Un rictus s'affiche sur le visage de Laure alors qu'elle remarque les dégâts, maintenant que les flammes sont éteintes.

« Waow. J'aurais jamais cru voir quelque chose de plus cramé qu'un morceau de charbon.
- Pour  la peine, tu nettoieras ! Sérieux Ris, t'es un CHAMPION ! »

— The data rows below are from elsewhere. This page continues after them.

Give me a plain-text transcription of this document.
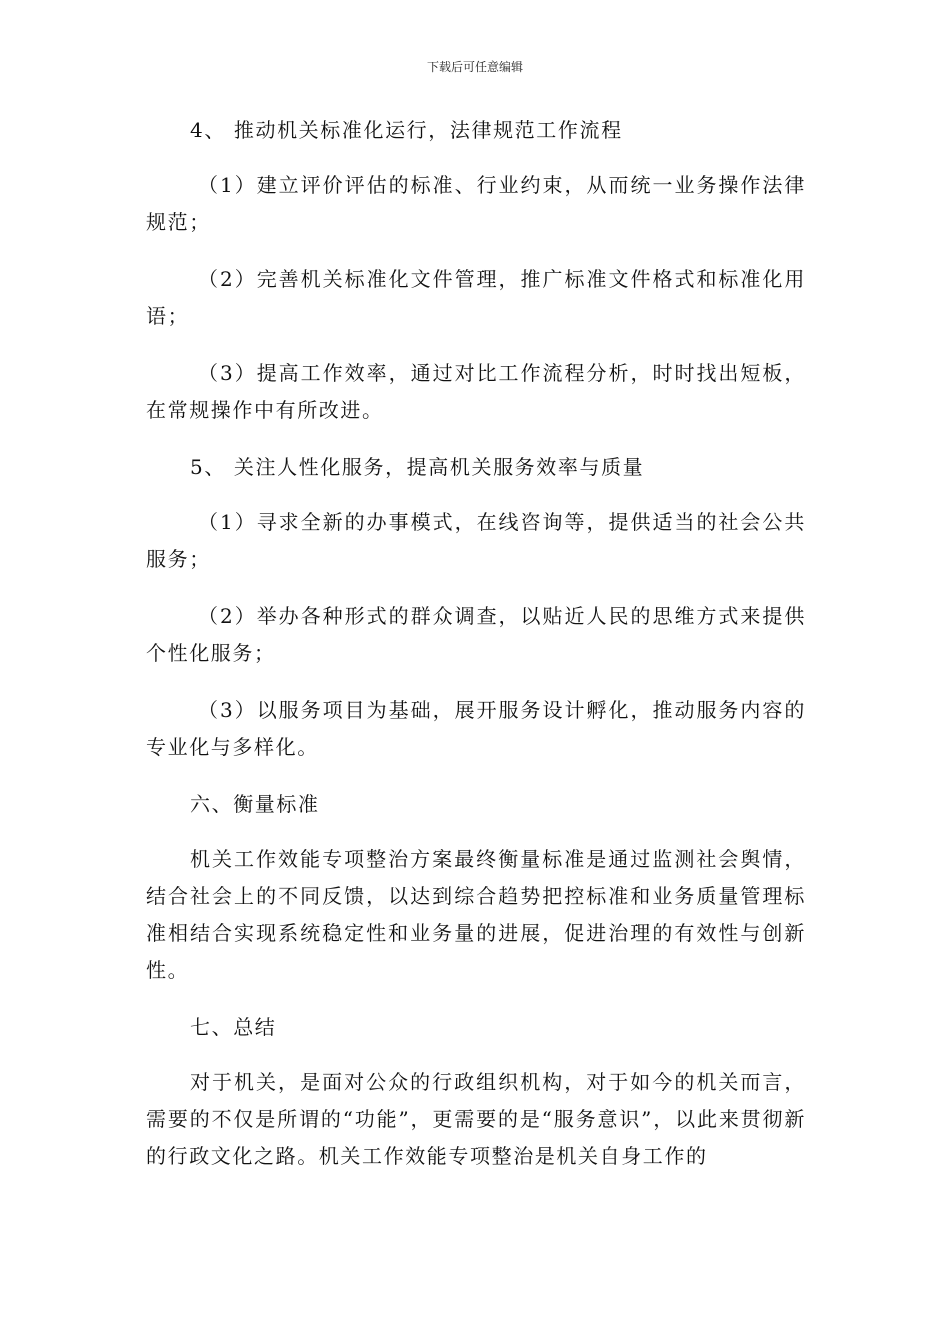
下载后可任意编辑

4、 推动机关标准化运行，法律规范工作流程

（1）建立评价评估的标准、行业约束，从而统一业务操作法律规范；

（2）完善机关标准化文件管理，推广标准文件格式和标准化用语；

（3）提高工作效率，通过对比工作流程分析，时时找出短板，在常规操作中有所改进。

5、 关注人性化服务，提高机关服务效率与质量

（1）寻求全新的办事模式，在线咨询等，提供适当的社会公共服务；

（2）举办各种形式的群众调查，以贴近人民的思维方式来提供个性化服务；

（3）以服务项目为基础，展开服务设计孵化，推动服务内容的专业化与多样化。

六、衡量标准

机关工作效能专项整治方案最终衡量标准是通过监测社会舆情，结合社会上的不同反馈，以达到综合趋势把控标准和业务质量管理标准相结合实现系统稳定性和业务量的进展，促进治理的有效性与创新性。

七、总结

对于机关，是面对公众的行政组织机构，对于如今的机关而言，需要的不仅是所谓的“功能”，更需要的是“服务意识”，以此来贯彻新的行政文化之路。机关工作效能专项整治是机关自身工作的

Le nœud dans mon estomac n'a pas disparu, mais je constate avec surprise que je suis toujours dans la crainte de cris, même si rien ne semble indiquer qu'ils soient vraiment en colère. La jeune femme gloussa en voyant ma tête. En effet, je ressemblais à l'heure actuelle plus à un enfant pris en train de faire une énorme bêtise qu'à, euh... Ce à quoi j'ai l'air d'ordinaire, on va dire.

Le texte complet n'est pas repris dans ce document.